By Anders Lorenzen
Offshore wind farms now float.
On Wednesday, the Scottish First Minister, Nicola Sturgeon, opened the five-turbine, 30 megawatt (MW), Hywind floating offshore wind farm, 25 kilometers off the coast of Peterhead, Aberdeenshire. The wind farm will supply electricity to approximately 20,000 households.
The wind farm is operated by Statoil in partnership with the car-free city initiative, Masdar City.
Floating offshore wind farms are considered transformative for the industry as they allow wind farms to be operational in deeper waters than conventional offshore turbines. Hywind can be used in water depths of up to 800 meters, made possible by each turbine’s foundations stretching 80 -100 meters beneath the sea surface. This opens up areas that have so far been inaccessible for offshore wind. It is anticipated that Hywind Scotland, will pave the way for new global market opportunities for floating offshore wind energy. Through its support of Hywind, the Scottish government sets out to demonstrate its desire to utilise new and innovative technologies to expand the nation’s potential renewable capacity.
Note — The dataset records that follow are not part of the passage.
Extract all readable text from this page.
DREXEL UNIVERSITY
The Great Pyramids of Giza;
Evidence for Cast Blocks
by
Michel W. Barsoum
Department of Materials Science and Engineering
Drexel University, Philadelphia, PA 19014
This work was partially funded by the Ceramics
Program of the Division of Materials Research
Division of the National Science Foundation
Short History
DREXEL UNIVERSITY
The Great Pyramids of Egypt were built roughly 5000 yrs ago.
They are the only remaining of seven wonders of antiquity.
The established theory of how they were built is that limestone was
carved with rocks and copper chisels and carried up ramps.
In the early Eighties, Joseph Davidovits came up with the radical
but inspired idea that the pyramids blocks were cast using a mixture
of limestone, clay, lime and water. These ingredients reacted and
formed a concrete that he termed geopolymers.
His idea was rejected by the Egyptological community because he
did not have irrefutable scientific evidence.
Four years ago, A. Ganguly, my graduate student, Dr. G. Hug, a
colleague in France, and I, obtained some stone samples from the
Mrs Sturgeon said as she opened the wind farm: I am delighted to open Hywind Scotland, the world’s first floating wind park. Hywind will help us meet our ambitious climate change targets. This marks an exciting development for renewable energy in Scotland. Our support for floating offshore wind is testament to this government’s commitment to the development of this technology.
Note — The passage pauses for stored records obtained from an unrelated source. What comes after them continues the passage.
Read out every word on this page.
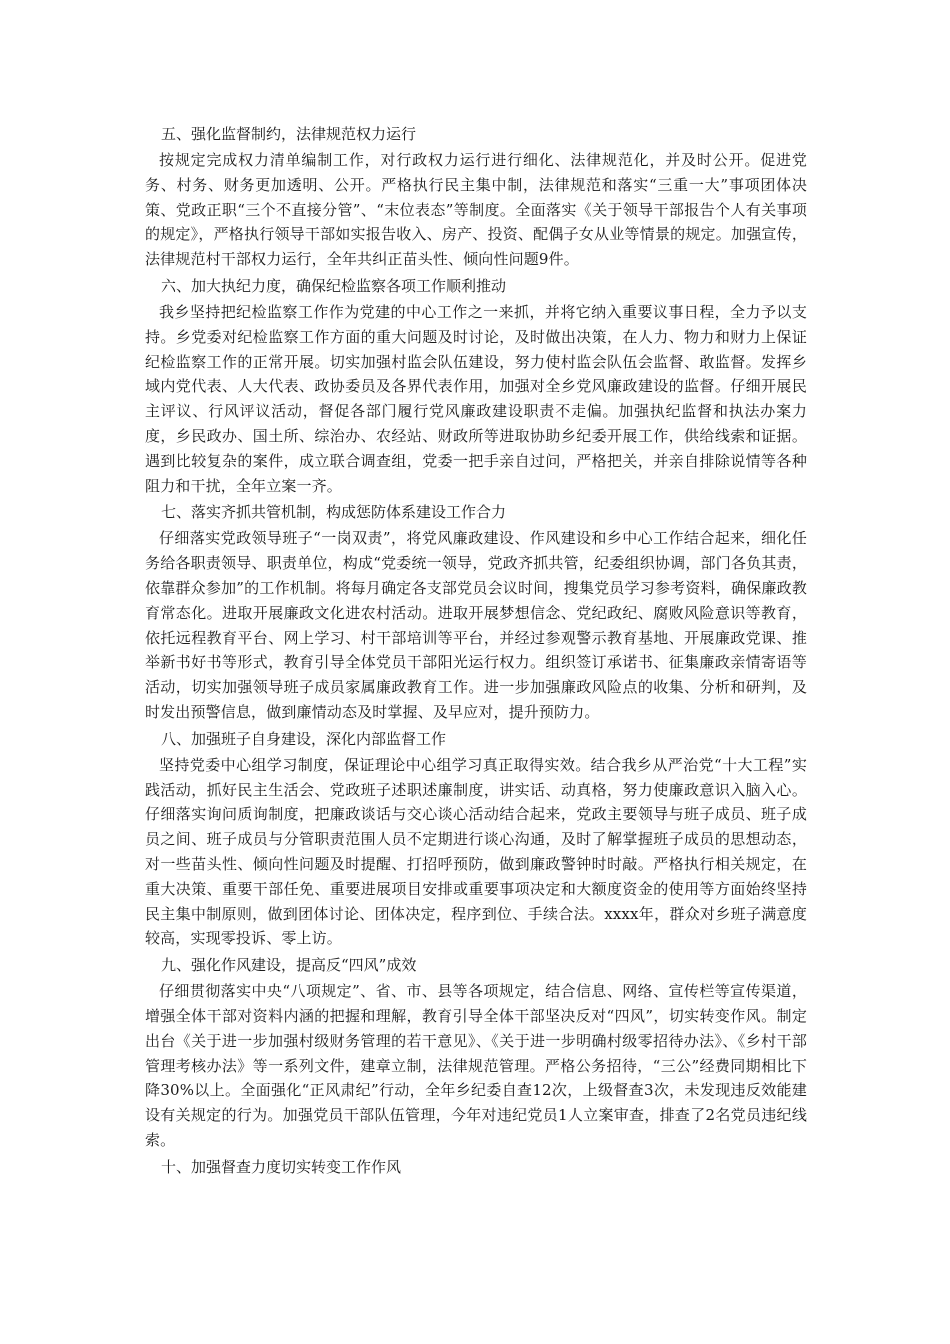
五、强化监督制约，法律规范权力运行

按规定完成权力清单编制工作，对行政权力运行进行细化、法律规范化，并及时公开。促进党务、村务、财务更加透明、公开。严格执行民主集中制，法律规范和落实“三重一大”事项团体决策、党政正职“三个不直接分管”、“末位表态”等制度。全面落实《关于领导干部报告个人有关事项的规定》，严格执行领导干部如实报告收入、房产、投资、配偶子女从业等情景的规定。加强宣传，法律规范村干部权力运行，全年共纠正苗头性、倾向性问题9件。

六、加大执纪力度，确保纪检监察各项工作顺利推动

我乡坚持把纪检监察工作作为党建的中心工作之一来抓，并将它纳入重要议事日程，全力予以支持。乡党委对纪检监察工作方面的重大问题及时讨论，及时做出决策，在人力、物力和财力上保证纪检监察工作的正常开展。切实加强村监会队伍建设，努力使村监会队伍会监督、敢监督。发挥乡域内党代表、人大代表、政协委员及各界代表作用，加强对全乡党风廉政建设的监督。仔细开展民主评议、行风评议活动，督促各部门履行党风廉政建设职责不走偏。加强执纪监督和执法办案力度，乡民政办、国土所、综治办、农经站、财政所等进取协助乡纪委开展工作，供给线索和证据。遇到比较复杂的案件，成立联合调查组，党委一把手亲自过问，严格把关，并亲自排除说情等各种阻力和干扰，全年立案一齐。

七、落实齐抓共管机制，构成惩防体系建设工作合力

仔细落实党政领导班子“一岗双责”，将党风廉政建设、作风建设和乡中心工作结合起来，细化任务给各职责领导、职责单位，构成“党委统一领导，党政齐抓共管，纪委组织协调，部门各负其责，依靠群众参加”的工作机制。将每月确定各支部党员会议时间，搜集党员学习参考资料，确保廉政教育常态化。进取开展廉政文化进农村活动。进取开展梦想信念、党纪政纪、腐败风险意识等教育，依托远程教育平台、网上学习、村干部培训等平台，并经过参观警示教育基地、开展廉政党课、推举新书好书等形式，教育引导全体党员干部阳光运行权力。组织签订承诺书、征集廉政亲情寄语等活动，切实加强领导班子成员家属廉政教育工作。进一步加强廉政风险点的收集、分析和研判，及时发出预警信息，做到廉情动态及时掌握、及早应对，提升预防力。

八、加强班子自身建设，深化内部监督工作

坚持党委中心组学习制度，保证理论中心组学习真正取得实效。结合我乡从严治党“十大工程”实践活动，抓好民主生活会、党政班子述职述廉制度，讲实话、动真格，努力使廉政意识入脑入心。仔细落实询问质询制度，把廉政谈话与交心谈心活动结合起来，党政主要领导与班子成员、班子成员之间、班子成员与分管职责范围人员不定期进行谈心沟通，及时了解掌握班子成员的思想动态，对一些苗头性、倾向性问题及时提醒、打招呼预防，做到廉政警钟时时敲。严格执行相关规定，在重大决策、重要干部任免、重要进展项目安排或重要事项决定和大额度资金的使用等方面始终坚持民主集中制原则，做到团体讨论、团体决定，程序到位、手续合法。xxxx年，群众对乡班子满意度较高，实现零投诉、零上访。

九、强化作风建设，提高反“四风”成效

仔细贯彻落实中央“八项规定”、省、市、县等各项规定，结合信息、网络、宣传栏等宣传渠道，增强全体干部对资料内涵的把握和理解，教育引导全体干部坚决反对“四风”，切实转变作风。制定出台《关于进一步加强村级财务管理的若干意见》、《关于进一步明确村级零招待办法》、《乡村干部管理考核办法》等一系列文件，建章立制，法律规范管理。严格公务招待，“三公”经费同期相比下降30%以上。全面强化“正风肃纪”行动，全年乡纪委自查12次，上级督查3次，未发现违反效能建设有关规定的行为。加强党员干部队伍管理，今年对违纪党员1人立案审查，排查了2名党员违纪线索。

十、加强督查力度切实转变工作作风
Addressing the Wired Energy conference in London last month Statoil’s Sonja Chirico Indrebo acknowledged that in the grand scheme of things, compared to today’s offshore wind farms 30 MW is not a lot. But she stressed that this is new technology and it is just the beginning and they could gradually start moving up to a couple of 100 MW for the next projects, with the goal of eventually moving towards the 1GW mark.
Another project, the Dounreay Tri floating offshore wind farm on the west coast of Scotland, had hoped to beat the Hywind project to become the world’s first of its kind. But Dounreay Tri, a slightly smaller project consisting of two turbines totaling a capacity of 10MW, is not going to be ready for unveiling before next year.